Redshaw Joseph, Ting Darren S J, Brown Alex, Hirst Jonathan D, Gärtner Thomas
School of Chemistry, University of Nottingham, University Park Nottingham NG7 2RD UK
Academic Ophthalmology, School of Medicine, University of Nottingham Nottingham NG7 2UH UK.
Digit Discov. 2023 Feb 27;2(2):502-511. doi: 10.1039/d3dd00004d. eCollection 2023 Apr 11.
Antimicrobial peptides (AMPs) represent a potential solution to the growing problem of antimicrobial resistance, yet their identification through wet-lab experiments is a costly and time-consuming process. Accurate computational predictions would allow rapid screening of candidate AMPs, thereby accelerating the discovery process. Kernel methods are a class of machine learning algorithms that utilise a kernel function to transform input data into a new representation. When appropriately normalised, the kernel function can be regarded as a notion of similarity between instances. However, many expressive notions of similarity are not valid kernel functions, meaning they cannot be used with standard kernel methods such as the support-vector machine (SVM). The Kreĭn-SVM represents generalisation of the standard SVM that admits a much larger class of similarity functions. In this study, we propose and develop Kreĭn-SVM models for AMP classification and prediction by employing the Levenshtein distance and local alignment score as sequence similarity functions. Utilising two datasets from the literature, each containing more than 3000 peptides, we train models to predict general antimicrobial activity. Our best models achieve an AUC of 0.967 and 0.863 on the test sets of each respective dataset, outperforming the in-house and literature baselines in both cases. We also curate a dataset of experimentally validated peptides, measured against and , in order to evaluate the applicability of our methodology in predicting microbe-specific activity. In this case, our best models achieve an AUC of 0.982 and 0.891, respectively. Models to predict both general and microbe-specific activities are made available as web applications.

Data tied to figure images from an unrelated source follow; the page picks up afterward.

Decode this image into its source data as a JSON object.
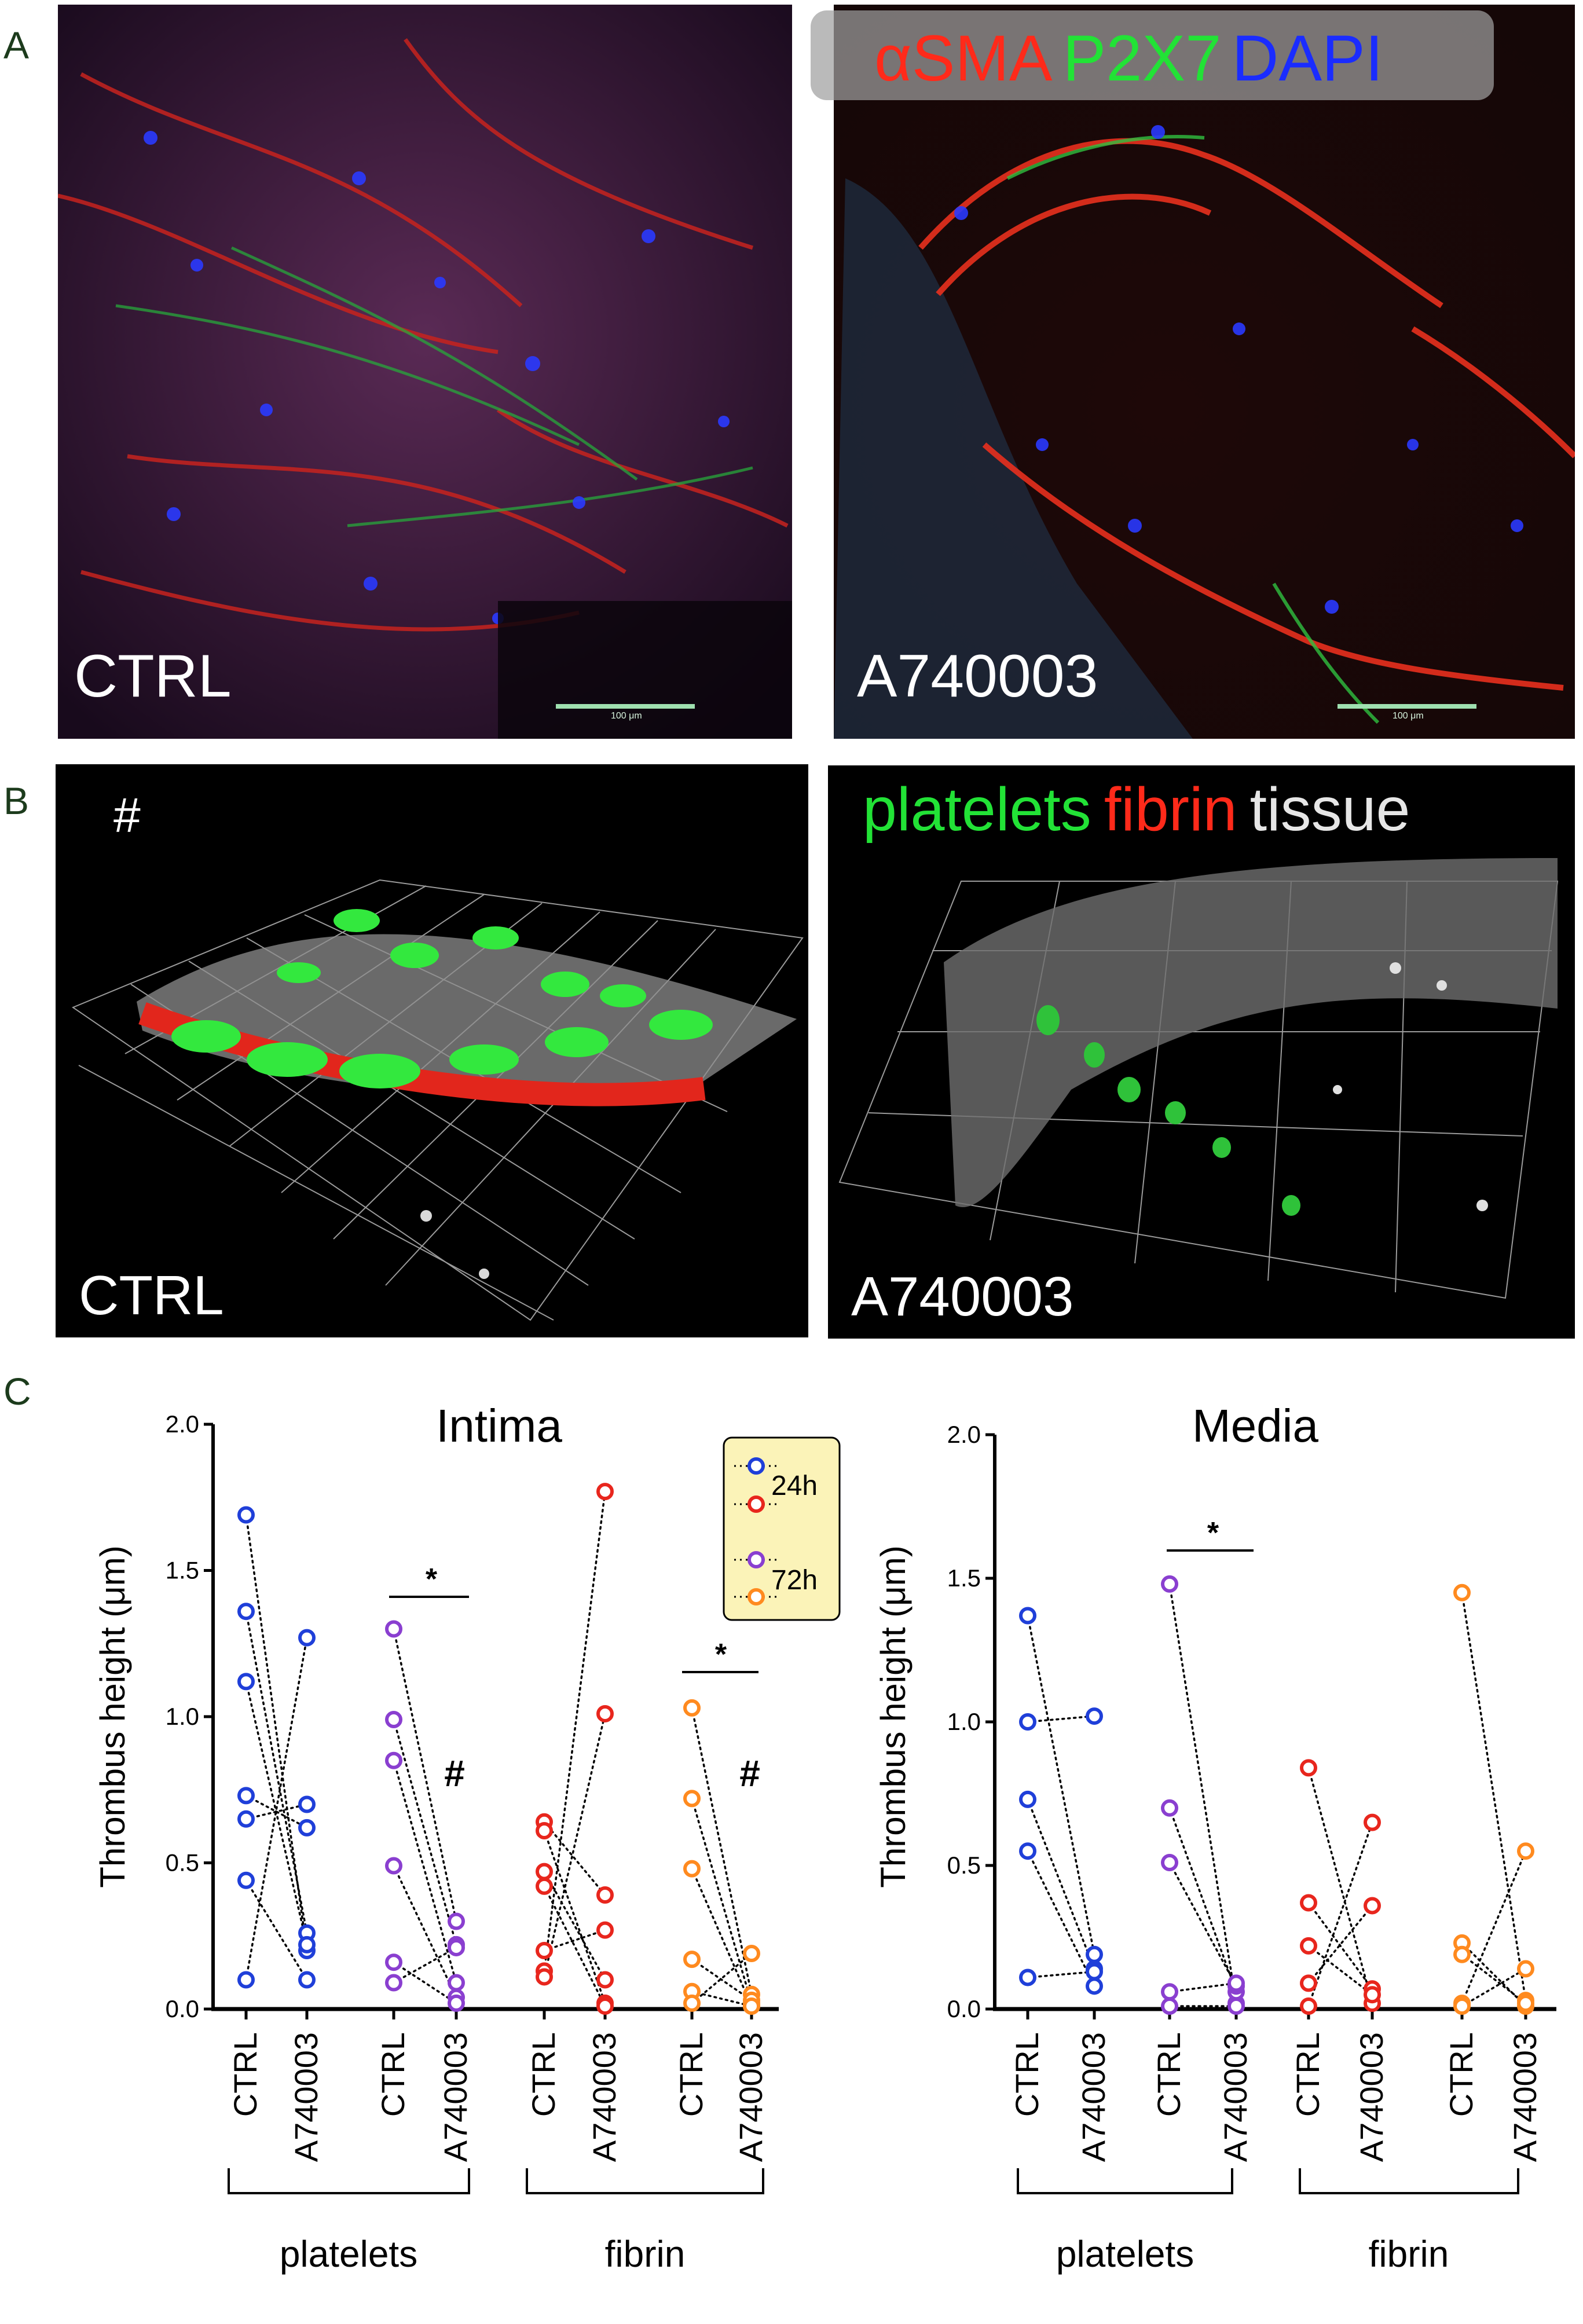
{
  "figure": {
    "panels": {
      "A": {
        "letter": "A",
        "stain_legend": [
          {
            "text": "αSMA",
            "color": "#ff2a1a"
          },
          {
            "text": "P2X7",
            "color": "#22e236"
          },
          {
            "text": "DAPI",
            "color": "#1a2cff"
          }
        ],
        "left_label": "CTRL",
        "right_label": "A740003",
        "scale_bar_text": "100 μm"
      },
      "B": {
        "letter": "B",
        "stain_legend": [
          {
            "text": "platelets",
            "color": "#22e236"
          },
          {
            "text": "fibrin",
            "color": "#ff2a1a"
          },
          {
            "text": "tissue",
            "color": "#e6e6e6"
          }
        ],
        "hash": "#",
        "left_label": "CTRL",
        "right_label": "A740003"
      },
      "C": {
        "letter": "C"
      }
    }
  },
  "chart_data": [
    {
      "type": "scatter",
      "title": "Intima",
      "ylabel": "Thrombus height (μm)",
      "ylim": [
        0,
        2.0
      ],
      "yticks": [
        "0.0",
        "0.5",
        "1.0",
        "1.5",
        "2.0"
      ],
      "categories": [
        "CTRL",
        "A740003",
        "CTRL",
        "A740003",
        "CTRL",
        "A740003",
        "CTRL",
        "A740003"
      ],
      "groups": [
        "platelets",
        "fibrin"
      ],
      "legend": [
        {
          "label": "24h",
          "colors": [
            "#1f3fd9",
            "#e8261d"
          ]
        },
        {
          "label": "72h",
          "colors": [
            "#8a3fd0",
            "#ff8a1f"
          ]
        }
      ],
      "series": [
        {
          "name": "platelets 24h",
          "color": "#1f3fd9",
          "pairs": [
            [
              1.69,
              0.2
            ],
            [
              1.36,
              0.26
            ],
            [
              1.12,
              0.22
            ],
            [
              0.73,
              0.62
            ],
            [
              0.65,
              0.7
            ],
            [
              0.44,
              0.1
            ],
            [
              0.1,
              1.27
            ]
          ]
        },
        {
          "name": "platelets 72h",
          "color": "#8a3fd0",
          "pairs": [
            [
              1.3,
              0.3
            ],
            [
              0.99,
              0.22
            ],
            [
              0.85,
              0.09
            ],
            [
              0.49,
              0.04
            ],
            [
              0.16,
              0.02
            ],
            [
              0.09,
              0.21
            ]
          ]
        },
        {
          "name": "fibrin 24h",
          "color": "#e8261d",
          "pairs": [
            [
              0.64,
              0.39
            ],
            [
              0.61,
              0.02
            ],
            [
              0.47,
              0.1
            ],
            [
              0.42,
              0.01
            ],
            [
              0.2,
              0.27
            ],
            [
              0.13,
              1.77
            ],
            [
              0.11,
              1.01
            ]
          ]
        },
        {
          "name": "fibrin 72h",
          "color": "#ff8a1f",
          "pairs": [
            [
              1.03,
              0.05
            ],
            [
              0.72,
              0.02
            ],
            [
              0.48,
              0.01
            ],
            [
              0.17,
              0.03
            ],
            [
              0.06,
              0.01
            ],
            [
              0.02,
              0.19
            ]
          ]
        }
      ],
      "significance": [
        {
          "label": "*",
          "group": "platelets 72h"
        },
        {
          "label": "*",
          "group": "fibrin 72h"
        }
      ],
      "hash_marks": [
        {
          "label": "#",
          "group": "platelets 72h"
        },
        {
          "label": "#",
          "group": "fibrin 72h"
        }
      ]
    },
    {
      "type": "scatter",
      "title": "Media",
      "ylabel": "Thrombus height (μm)",
      "ylim": [
        0,
        2.0
      ],
      "yticks": [
        "0.0",
        "0.5",
        "1.0",
        "1.5",
        "2.0"
      ],
      "categories": [
        "CTRL",
        "A740003",
        "CTRL",
        "A740003",
        "CTRL",
        "A740003",
        "CTRL",
        "A740003"
      ],
      "groups": [
        "platelets",
        "fibrin"
      ],
      "series": [
        {
          "name": "platelets 24h",
          "color": "#1f3fd9",
          "pairs": [
            [
              1.37,
              0.19
            ],
            [
              1.0,
              1.02
            ],
            [
              0.73,
              0.14
            ],
            [
              0.55,
              0.08
            ],
            [
              0.11,
              0.13
            ]
          ]
        },
        {
          "name": "platelets 72h",
          "color": "#8a3fd0",
          "pairs": [
            [
              1.48,
              0.02
            ],
            [
              0.7,
              0.06
            ],
            [
              0.51,
              0.08
            ],
            [
              0.06,
              0.09
            ],
            [
              0.01,
              0.01
            ]
          ]
        },
        {
          "name": "fibrin 24h",
          "color": "#e8261d",
          "pairs": [
            [
              0.84,
              0.02
            ],
            [
              0.37,
              0.07
            ],
            [
              0.22,
              0.05
            ],
            [
              0.09,
              0.36
            ],
            [
              0.01,
              0.65
            ]
          ]
        },
        {
          "name": "fibrin 72h",
          "color": "#ff8a1f",
          "pairs": [
            [
              1.45,
              0.03
            ],
            [
              0.23,
              0.01
            ],
            [
              0.19,
              0.02
            ],
            [
              0.02,
              0.55
            ],
            [
              0.01,
              0.14
            ]
          ]
        }
      ],
      "significance": [
        {
          "label": "*",
          "group": "platelets 72h"
        }
      ]
    }
  ]
}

抗菌肽(AMPs)是解决日益严重的抗菌耐药性问题的一种潜在方案,然而通过湿实验室实验来鉴定它们是一个成本高昂且耗时的过程。准确的计算预测能够快速筛选候选抗菌肽,从而加速发现过程。核方法是一类机器学习算法,它利用核函数将输入数据转换为一种新的表示形式。经过适当归一化后,核函数可被视为实例之间的相似性概念。然而,许多具有表现力的相似性概念并非有效的核函数,这意味着它们不能与诸如支持向量机(SVM)之类的标准核方法一起使用。Kreĭn-SVM是标准SVM的推广,它允许使用更大类别的相似性函数。在本研究中,我们通过采用莱文斯坦距离和局部比对得分作为序列相似性函数,提出并开发了用于抗菌肽分类和预测的Kreĭn-SVM模型。利用文献中的两个数据集,每个数据集包含3000多个肽,我们训练模型来预测一般抗菌活性。我们的最佳模型在每个数据集的测试集上分别达到了0.967和0.863的曲线下面积(AUC),在两种情况下均优于内部和文献基线。我们还精心策划了一个经过实验验证的肽数据集,针对[具体微生物1]和[具体微生物2]进行了测量,以评估我们的方法在预测微生物特异性活性方面的适用性。在这种情况下,我们的最佳模型分别达到了0.982和0.891的AUC。用于预测一般和微生物特异性活性的模型都作为网络应用程序提供。